Characterisation of the Phenotypic and Functional Repertoire of Monocytes in Idiopathic Pulmonary Fibrosis

Idiopathic pulmonary fibrosis (IPF) is a chronic fibroproliferative disease characterised by the accumulation of scar tissue within the lung parenchyma. The pathogenic mechanisms underlying the disease remain incompletely understood but involve aberrations in repair pathways. The role of macrophages in IPF has gained interest due to their recognised contribution in orchestrating repair. In health, lineage tracing has revealed that lung macrophages are established in early development and undergo self- renewal. Following injury however, these populations become depleted and there is evidence from murine models that infiltrating monocytes differentiate into macrophages and potentiate fibrogenic processes. I hypothesised that monocytes may be phenotypically and functionally distinct in IPF and contribute to the process of fibrotic over-repair.
To test this, peripheral blood monocytes from IPF patients were immunophenotyped and the expression of genes and proteins associated with inflammatory and repair processes were analysed. Given that IPF exclusively affects the lung tissue, monocytes were differentiated into macrophages using autologous serum to determine whether they expressed pro-repair characteristics. I examined key macrophage functions including ROS generation, phagocytosis and efferocytosis. Lastly, I assessed the influence of monocyte-derived macrophages (MDMs) on fibrogenic endpoints.

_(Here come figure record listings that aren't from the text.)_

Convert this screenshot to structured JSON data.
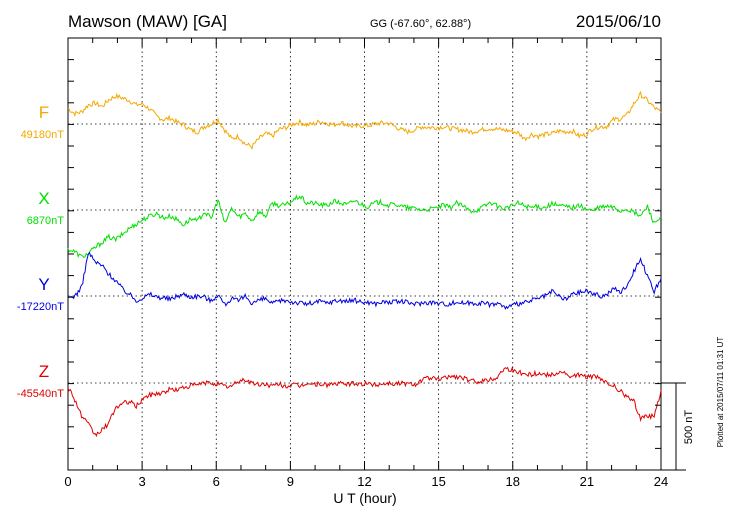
{
  "header": {
    "station": "Mawson (MAW)  [GA]",
    "coords": "GG (-67.60°,  62.88°)",
    "date": "2015/06/10"
  },
  "footer": {
    "plotted": "Plotted at 2015/07/11 01:31  UT",
    "scale_label": "500 nT"
  },
  "chart_data": {
    "type": "line",
    "xlabel": "U T (hour)",
    "xlim": [
      0,
      24
    ],
    "xticks": [
      0,
      3,
      6,
      9,
      12,
      15,
      18,
      21,
      24
    ],
    "scale_bar_nT": 500,
    "series": [
      {
        "name": "F",
        "baseline_label": "49180nT",
        "baseline_nT": 49180,
        "color": "#f5a800",
        "offsets_nT": [
          90,
          60,
          70,
          110,
          120,
          100,
          140,
          160,
          150,
          135,
          110,
          115,
          85,
          45,
          25,
          35,
          10,
          -5,
          -35,
          -45,
          -15,
          0,
          25,
          -35,
          -85,
          -70,
          -115,
          -130,
          -85,
          -55,
          -70,
          -30,
          -20,
          0,
          10,
          -5,
          0,
          15,
          5,
          -5,
          10,
          -5,
          -15,
          -10,
          -10,
          0,
          5,
          5,
          -15,
          -35,
          -45,
          -30,
          -15,
          -20,
          -20,
          -15,
          -25,
          -30,
          -35,
          -45,
          -40,
          -30,
          -25,
          -30,
          -35,
          -40,
          -50,
          -85,
          -60,
          -70,
          -60,
          -55,
          -40,
          -45,
          -40,
          -70,
          -60,
          -25,
          -15,
          -15,
          25,
          30,
          50,
          115,
          170,
          135,
          95,
          65
        ]
      },
      {
        "name": "X",
        "baseline_label": "6870nT",
        "baseline_nT": 6870,
        "color": "#00e000",
        "offsets_nT": [
          -225,
          -240,
          -270,
          -250,
          -215,
          -185,
          -155,
          -170,
          -140,
          -105,
          -80,
          -55,
          -35,
          -20,
          -45,
          -35,
          -55,
          -85,
          -50,
          -65,
          -10,
          -50,
          60,
          -80,
          10,
          -40,
          -20,
          -60,
          -10,
          -35,
          40,
          25,
          30,
          55,
          80,
          40,
          40,
          30,
          25,
          50,
          40,
          30,
          55,
          35,
          20,
          40,
          45,
          25,
          35,
          20,
          10,
          10,
          0,
          5,
          10,
          25,
          15,
          40,
          20,
          -5,
          0,
          20,
          45,
          20,
          10,
          20,
          40,
          25,
          15,
          20,
          15,
          35,
          25,
          20,
          15,
          25,
          5,
          -5,
          15,
          20,
          15,
          -5,
          5,
          -15,
          -35,
          20,
          -75,
          -40
        ]
      },
      {
        "name": "Y",
        "baseline_label": "-17220nT",
        "baseline_nT": -17220,
        "color": "#0000e0",
        "offsets_nT": [
          -10,
          0,
          50,
          250,
          195,
          175,
          125,
          90,
          40,
          10,
          -25,
          -10,
          10,
          -5,
          -10,
          -20,
          0,
          10,
          -5,
          0,
          -5,
          -30,
          10,
          -50,
          -15,
          -30,
          0,
          -40,
          -25,
          -15,
          -45,
          -30,
          -25,
          -35,
          -40,
          -45,
          -40,
          -30,
          -40,
          -30,
          -25,
          -30,
          -25,
          -35,
          -35,
          -45,
          -35,
          -35,
          -35,
          -30,
          -40,
          -45,
          -40,
          -35,
          -40,
          -45,
          -45,
          -35,
          -40,
          -40,
          -40,
          -40,
          -50,
          -40,
          -65,
          -60,
          -45,
          -40,
          -25,
          -15,
          0,
          25,
          0,
          -20,
          10,
          20,
          30,
          15,
          0,
          5,
          45,
          20,
          60,
          140,
          220,
          110,
          25,
          100
        ]
      },
      {
        "name": "Z",
        "baseline_label": "-45540nT",
        "baseline_nT": -45540,
        "color": "#e00000",
        "offsets_nT": [
          -20,
          -95,
          -190,
          -240,
          -300,
          -270,
          -230,
          -140,
          -120,
          -105,
          -135,
          -90,
          -70,
          -60,
          -55,
          -35,
          -40,
          -25,
          -15,
          -10,
          0,
          0,
          -5,
          -20,
          -20,
          10,
          20,
          0,
          -10,
          -5,
          -20,
          -5,
          -20,
          -10,
          -20,
          0,
          -10,
          -5,
          -10,
          -5,
          -5,
          -5,
          -5,
          -5,
          -5,
          -10,
          -5,
          0,
          -5,
          0,
          -5,
          -5,
          20,
          30,
          20,
          25,
          40,
          35,
          30,
          10,
          10,
          15,
          20,
          35,
          85,
          80,
          60,
          55,
          50,
          55,
          50,
          45,
          65,
          55,
          30,
          50,
          35,
          40,
          25,
          0,
          -15,
          -45,
          -80,
          -105,
          -200,
          -185,
          -195,
          -40
        ]
      }
    ]
  }
}
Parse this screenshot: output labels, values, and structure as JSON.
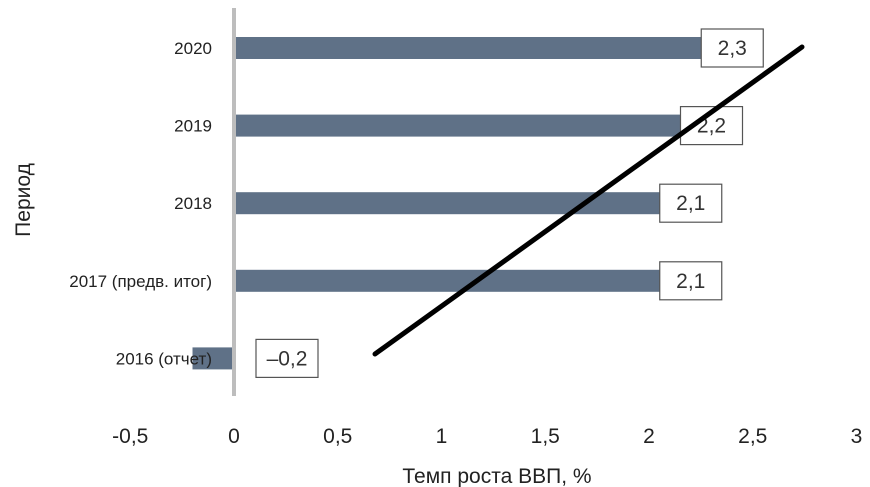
{
  "chart_data": {
    "type": "bar",
    "orientation": "horizontal",
    "categories": [
      "2016 (отчет)",
      "2017 (предв. итог)",
      "2018",
      "2019",
      "2020"
    ],
    "values": [
      -0.2,
      2.1,
      2.1,
      2.2,
      2.3
    ],
    "data_labels": [
      "–0,2",
      "2,1",
      "2,1",
      "2,2",
      "2,3"
    ],
    "xlabel": "Темп роста ВВП, %",
    "ylabel": "Период",
    "xlim": [
      -0.5,
      3
    ],
    "xticks": [
      -0.5,
      0,
      0.5,
      1,
      1.5,
      2,
      2.5,
      3
    ],
    "xtick_labels": [
      "-0,5",
      "0",
      "0,5",
      "1",
      "1,5",
      "2",
      "2,5",
      "3"
    ],
    "grid": false,
    "legend": "none",
    "bar_color": "#5f7187",
    "axis_color": "#bdbdbd",
    "trend_line_color": "#000000"
  }
}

My data revealed that monocyte levels were higher in IPF patients and correlated with fibrotic burden on CT. CD64 was increased on IPF monocytes and a higher proportion of CD64+CD163- cells underwent early apoptosis. IPF MDMs on day 7 showed greater retention of the monocyte marker CD14, alongside lower CD64 and CD86 expression. ROS generation, phagocytosis and efferocytosis were impaired in IPF MDMs. qPCR of Day 7 MDMs revealed up-regulation of both pro-injury genes, TNFα and STAT1, and pro-repair genes including GR, PPAR-γ, LGALS3 and AREG. Both IPF and control MDMs increased fibroblast proliferation and expression of HAS2, IL-6 and MCP-1 but differences were not observed between groups. MDMs collectively inhibited the process of EMT in an epithelial cell line.
The increase in monocyte levels and correlation with fibrotic extent suggests a role for these cells in the pathogenesis of IPF. Impaired efferocytosis and the up-regulation of genes associated with both injurious and reparative processes in IPF MDMs may potentiate tissue damage and promote fibrogenesis in vivo.